Thursday, 31 August 2017

TrafficControl: Test Driven Development

Test Driven Development (TDD) is a process for software development is based on automated tests to develop new functionality.

TDD is based on five steps:
  1. Define an automated test and add it to the test sequence. Ideally, that test case should make the target code fail.
  2. Run the test sequence and see that the target code fails on the new test. 
  3. Fix the target code so that the new test case is passing. At this stage, the fix should be "quick and dirty".
  4. Re-run the test sequence.
  5. Refactor the code. Here, the fix in step 3 should be refactored.
In TrafficControl, I'll show an example of unit testing. The tcStation object can add and remove waiting passengers. One kind of tcStation is a Junction, that shouldn't be able to add and remove passengers. So, one new test is to check whether a Junction can add passengers.

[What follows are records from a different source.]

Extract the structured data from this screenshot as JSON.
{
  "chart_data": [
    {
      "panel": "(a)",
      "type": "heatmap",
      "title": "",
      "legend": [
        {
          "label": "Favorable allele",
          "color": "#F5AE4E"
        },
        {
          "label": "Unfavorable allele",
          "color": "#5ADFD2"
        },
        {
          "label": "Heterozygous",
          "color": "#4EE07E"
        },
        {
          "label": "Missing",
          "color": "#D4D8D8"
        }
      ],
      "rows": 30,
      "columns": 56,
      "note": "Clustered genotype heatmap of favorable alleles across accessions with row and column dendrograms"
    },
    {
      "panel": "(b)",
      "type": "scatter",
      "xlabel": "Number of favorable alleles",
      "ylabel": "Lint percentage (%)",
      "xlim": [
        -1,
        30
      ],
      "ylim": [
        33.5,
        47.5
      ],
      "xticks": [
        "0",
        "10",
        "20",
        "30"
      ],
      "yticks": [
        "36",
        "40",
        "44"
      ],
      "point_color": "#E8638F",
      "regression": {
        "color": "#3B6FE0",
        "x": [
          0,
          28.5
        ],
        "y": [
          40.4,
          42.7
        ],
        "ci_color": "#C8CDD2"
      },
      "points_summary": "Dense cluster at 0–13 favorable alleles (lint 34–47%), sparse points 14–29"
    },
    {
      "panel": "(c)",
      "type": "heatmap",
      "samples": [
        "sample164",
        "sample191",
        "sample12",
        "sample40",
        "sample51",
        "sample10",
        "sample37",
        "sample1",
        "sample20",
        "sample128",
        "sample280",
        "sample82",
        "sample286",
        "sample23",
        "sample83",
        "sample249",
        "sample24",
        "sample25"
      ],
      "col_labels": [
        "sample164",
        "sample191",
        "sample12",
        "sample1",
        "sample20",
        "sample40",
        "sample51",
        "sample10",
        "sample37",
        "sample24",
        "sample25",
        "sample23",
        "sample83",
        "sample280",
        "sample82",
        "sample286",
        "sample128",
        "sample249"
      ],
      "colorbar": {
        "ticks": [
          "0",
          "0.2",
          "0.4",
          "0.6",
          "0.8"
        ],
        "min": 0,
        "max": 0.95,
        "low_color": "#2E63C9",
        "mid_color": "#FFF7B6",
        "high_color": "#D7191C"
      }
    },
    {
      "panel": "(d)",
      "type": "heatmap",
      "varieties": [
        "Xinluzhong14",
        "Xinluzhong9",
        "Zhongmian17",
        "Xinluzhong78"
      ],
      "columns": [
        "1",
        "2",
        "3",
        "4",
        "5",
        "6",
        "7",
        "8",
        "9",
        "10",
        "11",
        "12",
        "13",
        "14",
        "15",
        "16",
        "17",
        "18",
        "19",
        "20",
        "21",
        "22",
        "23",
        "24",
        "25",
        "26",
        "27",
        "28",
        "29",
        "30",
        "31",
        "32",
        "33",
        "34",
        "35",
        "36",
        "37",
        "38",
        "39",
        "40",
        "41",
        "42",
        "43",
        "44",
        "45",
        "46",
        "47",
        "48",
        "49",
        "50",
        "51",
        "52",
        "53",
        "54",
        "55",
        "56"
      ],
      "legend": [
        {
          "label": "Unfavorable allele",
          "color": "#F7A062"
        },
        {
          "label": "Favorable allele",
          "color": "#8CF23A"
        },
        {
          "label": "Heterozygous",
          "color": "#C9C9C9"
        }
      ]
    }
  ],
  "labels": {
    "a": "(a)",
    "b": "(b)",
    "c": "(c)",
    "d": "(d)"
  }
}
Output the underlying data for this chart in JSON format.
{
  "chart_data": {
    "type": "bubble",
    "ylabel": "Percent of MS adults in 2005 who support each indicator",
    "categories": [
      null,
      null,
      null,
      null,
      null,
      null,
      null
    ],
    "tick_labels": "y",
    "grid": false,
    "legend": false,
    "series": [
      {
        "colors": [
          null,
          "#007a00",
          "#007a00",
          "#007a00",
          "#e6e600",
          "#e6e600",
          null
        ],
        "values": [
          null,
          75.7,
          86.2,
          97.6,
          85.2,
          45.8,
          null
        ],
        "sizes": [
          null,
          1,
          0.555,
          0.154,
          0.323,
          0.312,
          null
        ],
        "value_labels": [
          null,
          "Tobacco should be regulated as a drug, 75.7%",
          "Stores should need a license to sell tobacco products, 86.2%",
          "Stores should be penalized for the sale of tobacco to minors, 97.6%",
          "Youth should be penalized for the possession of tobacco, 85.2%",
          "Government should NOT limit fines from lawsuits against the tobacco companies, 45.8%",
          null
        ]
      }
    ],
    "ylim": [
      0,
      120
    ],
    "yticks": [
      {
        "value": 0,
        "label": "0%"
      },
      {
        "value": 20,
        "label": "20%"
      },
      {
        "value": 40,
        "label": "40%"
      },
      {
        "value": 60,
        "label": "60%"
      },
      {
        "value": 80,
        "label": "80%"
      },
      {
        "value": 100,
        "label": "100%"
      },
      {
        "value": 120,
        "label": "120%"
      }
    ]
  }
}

1. Add a test: station_junctionHasNoPassengersAfterAddingTen()

2. Run the test sequence. The target code failed the test as the junction added ten passengers,

3. Fix the target code. I need to both add a method tcStation::isJunction(), and also modify the method tcStation::changeNbrOfPassengers().
 4. Re-run the test sequence. Now, the program doesn't change the number of passengers if the station is a junction, as expected.
5. Refactor (Not needed in this particular case)

As with other tools, it is important to be pragmatic and understand when TDD is useful and when it should be avoided. Having a dogmatic view on different tools/methods/frameworks will lead to a lot of time spent on suboptimal solutions.

"You may have the best hammer but not all problems are nails." In some cases "happy testing" / happy coding is necessary. User interface development, for example may be difficult to use with TDD. The TDD process doesn't encourage long-term design considerations, which is crucial for bigger projects.